Cloak and rudder: Oracle BMW Racing drapes one of its yachts in heavy skirts before lifting it from the water. (Jeff Reidel)
In the center of it all, the pink-and-silver-hued Alinghi compound, created by merging two vintage-2000 syndicate bases together, rises above its neighbors, Team New Zealand and OneWorld. Farther down the pier, Oracle BMW Racing has moored a multilevel floating barge that serves as an office area and mess hall. Suitable creature comforts are close at hand: Aside from the $300 million worth of luxury condos that have sprung up in the neighborhood, Ellison's palatial 248-foot yacht, Katana, is on semipermanent station directly across from the Oracle base.
The teams are packed tight, and they aren't very neighborly. America's Cup syndicates have been jealously guarding their yacht designs since the turn of the century, when workers at the Herreshoff boatyard in Bristol, Rhode Island, used hot rivets to pelt a journalist trying to steal a look at Reliance, the defending yacht. Today, a culture of extreme secrecy permeates Viaduct Harbor. Security fences and video surveillance cameras give Halsey Street, which runs the length of Syndicate Row, a military feel. Oracle employs three full-time guards to keep spies away, and the rent-a-cops were put to the test at least once earlier this year, when a local reality-TV show sent a team of kayakers paddling under the syndicate's docks.
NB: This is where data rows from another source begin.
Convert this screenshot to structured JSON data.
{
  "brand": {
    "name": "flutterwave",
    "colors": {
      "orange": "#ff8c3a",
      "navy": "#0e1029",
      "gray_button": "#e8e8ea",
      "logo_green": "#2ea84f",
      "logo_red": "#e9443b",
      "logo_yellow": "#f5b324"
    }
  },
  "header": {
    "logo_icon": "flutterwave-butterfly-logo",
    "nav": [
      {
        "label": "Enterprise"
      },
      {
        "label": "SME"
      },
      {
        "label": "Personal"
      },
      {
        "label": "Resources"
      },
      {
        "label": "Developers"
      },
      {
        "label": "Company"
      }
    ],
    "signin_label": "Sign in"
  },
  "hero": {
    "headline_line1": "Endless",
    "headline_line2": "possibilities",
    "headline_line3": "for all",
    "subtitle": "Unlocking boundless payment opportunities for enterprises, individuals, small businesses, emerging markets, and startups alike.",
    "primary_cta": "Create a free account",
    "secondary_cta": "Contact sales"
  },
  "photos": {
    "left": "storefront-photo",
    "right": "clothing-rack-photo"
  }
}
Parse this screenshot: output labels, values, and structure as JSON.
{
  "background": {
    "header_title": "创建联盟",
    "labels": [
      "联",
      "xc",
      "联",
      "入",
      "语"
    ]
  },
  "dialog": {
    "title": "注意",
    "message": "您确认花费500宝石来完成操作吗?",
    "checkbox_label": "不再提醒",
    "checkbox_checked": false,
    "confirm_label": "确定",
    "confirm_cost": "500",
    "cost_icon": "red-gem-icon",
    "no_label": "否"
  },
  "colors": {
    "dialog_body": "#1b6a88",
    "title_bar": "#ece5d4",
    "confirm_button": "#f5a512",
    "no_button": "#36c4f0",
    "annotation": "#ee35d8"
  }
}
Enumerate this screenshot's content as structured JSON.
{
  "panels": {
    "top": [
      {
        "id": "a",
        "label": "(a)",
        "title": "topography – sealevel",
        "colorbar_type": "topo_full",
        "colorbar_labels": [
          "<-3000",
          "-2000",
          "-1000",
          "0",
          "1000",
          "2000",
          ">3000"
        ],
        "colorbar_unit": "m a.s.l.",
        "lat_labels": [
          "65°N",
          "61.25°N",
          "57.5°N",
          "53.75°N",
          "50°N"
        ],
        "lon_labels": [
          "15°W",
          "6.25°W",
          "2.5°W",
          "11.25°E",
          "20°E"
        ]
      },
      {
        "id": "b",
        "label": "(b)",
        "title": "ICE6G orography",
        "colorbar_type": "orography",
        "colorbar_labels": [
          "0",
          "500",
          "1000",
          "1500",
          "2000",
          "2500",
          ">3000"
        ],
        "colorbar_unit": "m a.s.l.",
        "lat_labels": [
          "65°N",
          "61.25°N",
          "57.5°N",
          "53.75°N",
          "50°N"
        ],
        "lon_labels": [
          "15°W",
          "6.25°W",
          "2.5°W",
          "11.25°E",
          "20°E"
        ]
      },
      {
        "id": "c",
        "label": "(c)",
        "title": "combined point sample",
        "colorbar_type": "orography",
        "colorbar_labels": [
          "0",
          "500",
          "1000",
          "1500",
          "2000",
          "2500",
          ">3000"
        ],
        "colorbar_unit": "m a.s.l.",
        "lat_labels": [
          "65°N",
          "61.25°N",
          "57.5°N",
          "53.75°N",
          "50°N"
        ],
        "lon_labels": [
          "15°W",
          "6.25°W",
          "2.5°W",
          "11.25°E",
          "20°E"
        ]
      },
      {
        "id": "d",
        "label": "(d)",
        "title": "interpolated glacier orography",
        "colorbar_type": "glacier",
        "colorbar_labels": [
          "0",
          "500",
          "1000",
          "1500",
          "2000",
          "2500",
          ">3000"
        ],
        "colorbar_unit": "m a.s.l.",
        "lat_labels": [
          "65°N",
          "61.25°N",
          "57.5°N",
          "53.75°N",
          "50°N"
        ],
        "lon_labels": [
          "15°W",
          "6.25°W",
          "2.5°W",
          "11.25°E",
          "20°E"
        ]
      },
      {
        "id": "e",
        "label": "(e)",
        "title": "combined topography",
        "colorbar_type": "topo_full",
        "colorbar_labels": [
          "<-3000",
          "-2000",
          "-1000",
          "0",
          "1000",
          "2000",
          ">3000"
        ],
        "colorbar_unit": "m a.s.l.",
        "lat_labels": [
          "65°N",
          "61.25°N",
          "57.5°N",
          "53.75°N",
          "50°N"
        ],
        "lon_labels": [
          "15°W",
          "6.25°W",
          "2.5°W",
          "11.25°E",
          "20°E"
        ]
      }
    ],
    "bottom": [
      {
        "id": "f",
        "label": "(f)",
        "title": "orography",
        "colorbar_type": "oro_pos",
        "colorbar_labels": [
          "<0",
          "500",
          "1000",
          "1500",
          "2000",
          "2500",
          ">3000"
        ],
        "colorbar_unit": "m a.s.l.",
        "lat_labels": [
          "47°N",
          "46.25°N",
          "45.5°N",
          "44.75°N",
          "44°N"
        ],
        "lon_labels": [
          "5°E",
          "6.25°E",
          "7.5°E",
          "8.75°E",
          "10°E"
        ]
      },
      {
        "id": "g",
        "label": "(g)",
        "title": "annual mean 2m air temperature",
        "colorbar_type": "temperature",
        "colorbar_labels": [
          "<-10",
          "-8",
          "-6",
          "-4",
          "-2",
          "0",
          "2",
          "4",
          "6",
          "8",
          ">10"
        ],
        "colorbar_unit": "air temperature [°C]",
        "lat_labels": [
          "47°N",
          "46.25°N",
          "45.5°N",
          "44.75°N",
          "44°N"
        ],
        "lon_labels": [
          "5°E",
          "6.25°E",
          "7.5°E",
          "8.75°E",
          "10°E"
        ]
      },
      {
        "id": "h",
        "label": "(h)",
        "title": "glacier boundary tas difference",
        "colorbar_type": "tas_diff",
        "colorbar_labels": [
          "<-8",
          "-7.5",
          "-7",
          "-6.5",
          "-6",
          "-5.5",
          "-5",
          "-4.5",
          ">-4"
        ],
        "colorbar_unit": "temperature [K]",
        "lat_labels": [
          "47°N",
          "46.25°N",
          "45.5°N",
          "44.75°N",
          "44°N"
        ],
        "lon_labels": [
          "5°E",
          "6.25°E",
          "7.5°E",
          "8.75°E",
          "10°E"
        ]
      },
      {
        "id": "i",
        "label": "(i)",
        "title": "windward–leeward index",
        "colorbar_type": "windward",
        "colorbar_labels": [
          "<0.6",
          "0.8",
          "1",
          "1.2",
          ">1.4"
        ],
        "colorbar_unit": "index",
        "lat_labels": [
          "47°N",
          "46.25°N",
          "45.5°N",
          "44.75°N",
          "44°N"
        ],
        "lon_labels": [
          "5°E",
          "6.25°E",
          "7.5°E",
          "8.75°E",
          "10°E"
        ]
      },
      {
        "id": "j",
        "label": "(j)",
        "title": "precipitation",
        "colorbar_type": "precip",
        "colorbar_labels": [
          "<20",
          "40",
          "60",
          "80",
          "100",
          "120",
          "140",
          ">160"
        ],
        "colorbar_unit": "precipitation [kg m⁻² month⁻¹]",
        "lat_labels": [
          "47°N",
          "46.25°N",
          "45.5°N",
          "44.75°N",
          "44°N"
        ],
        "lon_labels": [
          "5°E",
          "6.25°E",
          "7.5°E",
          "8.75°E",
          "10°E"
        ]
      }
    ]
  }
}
Snooping is so much a part of America's Cup culture that the rules of engagement are laid out in The Protocol, a 33-page document that was hammered out in the months following the 2000 America's Cup by Prada and the Royal New Zealand Yacht Squadron to give the competition some semblance of order. Section 13, called "Reconnaissance," allows any team to take pictures of another team's yacht on the water from a distance of at least 660 feet, or at a public unveiling event, but its rules are mostly about what you can't do. It forbids an array of surveillance techniques, including divers, submarines, satellites, computer hacking, dumpster diving, lasers, radar, and helicopters.
If this seems over the top, consider the 1992 Cup competition in San Diego. That year, scuba bubbles appeared under the keel of Dennis Conner's Stars & Stripes as it was being lowered into the water. A crew member tried to spear the mystery swimmer with a long stick used for clearing kelp from the keel, and then dove in after him. The diver escaped. But a hollowed-out flashlight containing what looked like a measuring device was later found under the boat, leaving Conner speculating about which rival might have hired a spy. In 1995 in San Diego, feuds erupted on a regular basis as RIB drivers took to ramming one another on the ocean to keep rival cameras away from their boats.